Legalizar a eutanásia poderá abrir a porta para actos de generosidade como terminar o sofrimento de alguém, mas temos sempre que ter presente que essa pessoa não nos pediu nem passou procuração para decidirmos no seu lugar. Assim de repente ocorre-me pensar que por razões económicas um hospital ou seguradora poderiam aproveitar para reduzir alguns custos, antecipando o fim de uma vida que também já não iria durar muito mais… Sem falar que uma família que esteja em situação financeira menos favorável, até pode ver no recebimento de herança uma oportunidade. É certo que cada caso é um caso, mas depois quem irá decidir? O médico? A família? E da decisão caberá recurso ao Tribunal? Sem testamento vital onde a pessoa expresse o que fazer se um dia estiver nesta situação, manifesto sérias reservas à eutanásia. Seria mais simples começar por legalizar o suicídio assistido e divulgar amplamente o testamento vital, facilitando o mesmo, por forma a que preferencialmente cada indivíduo decida por si.
Fora desta discussão devem ficar questões religiosas, que são do foro íntimo de cada um, não reconheço a qualquer confissão o direito a decidir sobre este ou qualquer outro assunto que diga respeito à minha forma de ser ou estar na vida. Da mesma forma que respeito todas as crenças, por muito absurdas que algumas me pareçam, são um direito do outro no qual não posso nem quero me imiscuir.

Comments

  1. Quando se ultrapassa uma barreira, cria-se uma alteração psicológica. Essa alteração poderá levar, mais cedo ou mais tarde, a que a opção entre o custo dos cuidados paliativos e o custo da eutanásia, leve as pessoas e/ou o Estado a ponderar. E isto não é uma questão religiosa, mas financeira. Aliás, há trinta anos ninguém pensava que uma personagem como Trump podia ganhar eleições. Essa ponderação financeira pratica-se na China e, não há muitos anos, praticava-se o que um alemão do século XIX jamais julgaria possível numa sociedade civilizada como era a sua Alemanha. Por isso quanto mais cerrada estiver a caixa de Pandora, melhor!
    A morte é uma inevitabilidade, não uma opção.
    E se tem razão quando diz que uma confissão religiosa não pode decidir por si, já não tem quando o assunto é do Estado, sujeito a referendo, seja directo, seja em parlamento, onde as pessoas, livremente, agem e votam de acordo com as suas convicções religiosas ou outras. Só os vermes não têm convicções e mesmo assim tenho dúvidas.

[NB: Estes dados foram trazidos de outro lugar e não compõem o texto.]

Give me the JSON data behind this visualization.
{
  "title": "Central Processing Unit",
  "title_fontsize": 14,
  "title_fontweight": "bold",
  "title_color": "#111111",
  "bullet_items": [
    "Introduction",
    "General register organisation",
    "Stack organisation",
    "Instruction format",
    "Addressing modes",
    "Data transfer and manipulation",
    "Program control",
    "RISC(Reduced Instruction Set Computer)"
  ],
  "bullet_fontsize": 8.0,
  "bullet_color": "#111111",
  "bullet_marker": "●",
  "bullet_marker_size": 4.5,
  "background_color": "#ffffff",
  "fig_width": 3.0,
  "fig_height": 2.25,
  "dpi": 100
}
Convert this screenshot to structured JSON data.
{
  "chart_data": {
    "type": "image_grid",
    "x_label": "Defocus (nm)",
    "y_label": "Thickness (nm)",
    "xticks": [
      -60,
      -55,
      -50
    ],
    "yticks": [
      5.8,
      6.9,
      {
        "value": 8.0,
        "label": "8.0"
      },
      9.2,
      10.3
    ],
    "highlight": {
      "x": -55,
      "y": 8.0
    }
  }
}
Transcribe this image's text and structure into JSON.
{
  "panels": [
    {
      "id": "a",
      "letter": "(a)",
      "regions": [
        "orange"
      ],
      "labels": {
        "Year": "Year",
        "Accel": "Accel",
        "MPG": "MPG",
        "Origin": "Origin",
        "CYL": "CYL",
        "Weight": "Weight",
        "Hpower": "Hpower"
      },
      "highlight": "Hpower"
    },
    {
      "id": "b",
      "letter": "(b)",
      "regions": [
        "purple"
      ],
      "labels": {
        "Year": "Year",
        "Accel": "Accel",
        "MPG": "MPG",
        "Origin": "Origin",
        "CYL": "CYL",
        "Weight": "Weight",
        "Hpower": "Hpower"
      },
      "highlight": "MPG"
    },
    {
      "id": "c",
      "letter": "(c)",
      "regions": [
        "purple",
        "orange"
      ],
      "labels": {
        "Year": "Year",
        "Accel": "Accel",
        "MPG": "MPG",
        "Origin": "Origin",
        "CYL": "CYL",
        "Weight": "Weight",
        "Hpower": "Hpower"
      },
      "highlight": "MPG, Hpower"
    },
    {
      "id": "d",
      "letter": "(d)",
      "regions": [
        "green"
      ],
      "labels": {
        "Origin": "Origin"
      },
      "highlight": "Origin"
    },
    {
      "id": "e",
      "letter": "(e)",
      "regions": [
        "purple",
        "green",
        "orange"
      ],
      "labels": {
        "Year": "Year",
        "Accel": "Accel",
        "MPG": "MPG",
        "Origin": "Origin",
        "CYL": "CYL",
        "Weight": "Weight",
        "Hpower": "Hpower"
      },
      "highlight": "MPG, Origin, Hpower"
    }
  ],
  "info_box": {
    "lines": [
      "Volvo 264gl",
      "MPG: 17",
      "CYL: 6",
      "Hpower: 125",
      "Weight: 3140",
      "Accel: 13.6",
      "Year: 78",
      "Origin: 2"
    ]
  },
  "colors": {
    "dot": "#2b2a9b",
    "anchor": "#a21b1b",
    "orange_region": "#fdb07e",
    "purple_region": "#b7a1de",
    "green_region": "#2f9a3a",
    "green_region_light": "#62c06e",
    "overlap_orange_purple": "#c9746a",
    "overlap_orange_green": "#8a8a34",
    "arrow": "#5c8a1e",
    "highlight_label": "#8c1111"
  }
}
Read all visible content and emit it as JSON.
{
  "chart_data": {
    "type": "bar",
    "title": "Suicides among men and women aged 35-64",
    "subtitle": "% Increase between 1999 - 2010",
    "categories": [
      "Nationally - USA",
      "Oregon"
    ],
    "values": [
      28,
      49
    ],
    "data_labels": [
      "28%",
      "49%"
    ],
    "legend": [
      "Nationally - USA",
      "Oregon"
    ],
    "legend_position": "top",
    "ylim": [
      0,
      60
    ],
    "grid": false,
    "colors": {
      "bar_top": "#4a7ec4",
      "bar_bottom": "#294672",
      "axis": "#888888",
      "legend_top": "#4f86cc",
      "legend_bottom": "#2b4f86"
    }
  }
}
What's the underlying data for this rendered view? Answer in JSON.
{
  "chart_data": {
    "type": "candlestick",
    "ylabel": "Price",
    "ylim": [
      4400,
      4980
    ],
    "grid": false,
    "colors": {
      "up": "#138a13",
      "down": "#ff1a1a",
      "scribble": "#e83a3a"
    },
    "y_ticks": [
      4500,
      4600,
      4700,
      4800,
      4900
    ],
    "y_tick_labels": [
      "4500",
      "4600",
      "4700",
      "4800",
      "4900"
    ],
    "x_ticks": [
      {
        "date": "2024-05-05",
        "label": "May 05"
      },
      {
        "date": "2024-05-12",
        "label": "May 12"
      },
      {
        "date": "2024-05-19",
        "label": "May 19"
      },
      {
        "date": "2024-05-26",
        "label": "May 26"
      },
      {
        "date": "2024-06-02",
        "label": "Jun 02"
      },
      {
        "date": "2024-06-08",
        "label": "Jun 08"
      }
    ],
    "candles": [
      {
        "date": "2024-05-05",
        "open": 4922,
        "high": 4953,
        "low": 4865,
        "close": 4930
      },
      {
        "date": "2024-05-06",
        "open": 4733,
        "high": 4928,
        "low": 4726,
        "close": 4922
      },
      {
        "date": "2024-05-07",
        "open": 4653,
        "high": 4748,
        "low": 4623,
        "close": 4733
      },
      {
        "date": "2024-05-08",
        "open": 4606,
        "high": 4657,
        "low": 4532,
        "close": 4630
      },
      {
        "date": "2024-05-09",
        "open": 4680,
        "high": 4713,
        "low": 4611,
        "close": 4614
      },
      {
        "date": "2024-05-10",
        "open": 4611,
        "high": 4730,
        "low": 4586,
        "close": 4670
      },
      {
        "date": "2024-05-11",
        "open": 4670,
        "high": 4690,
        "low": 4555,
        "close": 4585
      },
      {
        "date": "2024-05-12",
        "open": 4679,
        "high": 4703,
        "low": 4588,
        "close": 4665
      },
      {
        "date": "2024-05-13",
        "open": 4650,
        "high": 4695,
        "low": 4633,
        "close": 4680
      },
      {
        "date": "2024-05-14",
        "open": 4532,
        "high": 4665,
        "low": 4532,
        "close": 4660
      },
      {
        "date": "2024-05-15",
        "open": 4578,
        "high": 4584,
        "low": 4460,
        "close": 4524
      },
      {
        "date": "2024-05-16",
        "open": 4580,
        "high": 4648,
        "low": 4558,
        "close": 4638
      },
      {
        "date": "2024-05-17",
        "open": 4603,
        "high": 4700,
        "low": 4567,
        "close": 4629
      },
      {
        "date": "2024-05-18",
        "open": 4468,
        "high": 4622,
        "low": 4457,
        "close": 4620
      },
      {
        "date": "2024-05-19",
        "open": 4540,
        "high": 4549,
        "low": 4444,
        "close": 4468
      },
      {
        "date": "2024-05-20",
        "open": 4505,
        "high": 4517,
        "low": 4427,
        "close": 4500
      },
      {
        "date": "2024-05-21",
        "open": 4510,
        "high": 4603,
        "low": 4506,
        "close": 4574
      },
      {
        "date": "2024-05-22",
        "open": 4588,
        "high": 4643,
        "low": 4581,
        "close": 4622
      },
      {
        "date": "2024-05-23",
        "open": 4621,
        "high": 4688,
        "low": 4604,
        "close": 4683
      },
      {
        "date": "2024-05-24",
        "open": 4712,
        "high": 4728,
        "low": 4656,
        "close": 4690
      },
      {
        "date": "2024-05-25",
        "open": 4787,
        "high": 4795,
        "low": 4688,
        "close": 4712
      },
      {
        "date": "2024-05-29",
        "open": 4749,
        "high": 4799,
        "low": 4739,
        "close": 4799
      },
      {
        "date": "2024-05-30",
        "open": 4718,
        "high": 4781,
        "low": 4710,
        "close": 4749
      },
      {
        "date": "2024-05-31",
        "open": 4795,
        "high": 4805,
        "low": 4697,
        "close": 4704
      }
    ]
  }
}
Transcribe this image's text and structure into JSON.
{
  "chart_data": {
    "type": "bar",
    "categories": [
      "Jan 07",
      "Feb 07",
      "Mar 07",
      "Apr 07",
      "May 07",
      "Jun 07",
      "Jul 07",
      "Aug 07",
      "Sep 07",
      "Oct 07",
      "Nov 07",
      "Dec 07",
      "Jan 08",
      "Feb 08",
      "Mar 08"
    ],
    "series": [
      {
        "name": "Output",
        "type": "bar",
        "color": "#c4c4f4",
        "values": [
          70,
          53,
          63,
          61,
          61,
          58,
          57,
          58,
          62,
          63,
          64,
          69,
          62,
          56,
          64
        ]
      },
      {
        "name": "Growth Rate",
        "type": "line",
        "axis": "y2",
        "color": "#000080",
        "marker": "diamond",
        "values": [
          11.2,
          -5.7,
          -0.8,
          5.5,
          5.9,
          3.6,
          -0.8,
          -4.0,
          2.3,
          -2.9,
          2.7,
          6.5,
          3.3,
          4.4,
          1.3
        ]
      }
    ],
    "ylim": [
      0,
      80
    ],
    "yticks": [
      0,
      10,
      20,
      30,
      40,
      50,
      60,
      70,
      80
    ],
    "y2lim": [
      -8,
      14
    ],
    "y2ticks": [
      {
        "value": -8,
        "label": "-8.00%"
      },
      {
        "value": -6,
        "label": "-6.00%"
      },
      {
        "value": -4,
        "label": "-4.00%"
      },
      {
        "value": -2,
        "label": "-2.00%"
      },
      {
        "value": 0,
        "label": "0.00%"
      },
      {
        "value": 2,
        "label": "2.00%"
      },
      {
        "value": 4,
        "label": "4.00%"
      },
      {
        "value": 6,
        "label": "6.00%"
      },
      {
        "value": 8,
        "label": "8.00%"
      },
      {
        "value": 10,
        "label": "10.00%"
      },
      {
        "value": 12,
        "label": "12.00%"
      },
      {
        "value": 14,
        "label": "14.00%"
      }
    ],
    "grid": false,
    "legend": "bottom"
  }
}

  2. Concordo na generalidade com o seu texto António. Ocasião rara:)).

  3. Paulo Só says:

    Concordo igualmente. A BBC publicou recentemente um artigo em que se informa que cientistas em Genève conseguiram progressos no contacto por via directa com o cérebro de pacientes “isolados”, ou seja que não conseguem comunicar. Não é de excluir que se conclua que essas pessoas queiram continuar a viver. Desde que obviamente sejam tratadas convenientemente. Apoio a famílias com doentes crónicos deveria sim ser exponencialmente aumentado, desde que queiram se ocupar desses pacientes. Deveriam igualmente ser criadas estruturas reunindo assistentes sociais, médicos, juristas e familiares de pacientes em hospitais. Quando se tem alguém morrendo num hospital é terrível ter de andar a mendigar informação. Já passei por isso.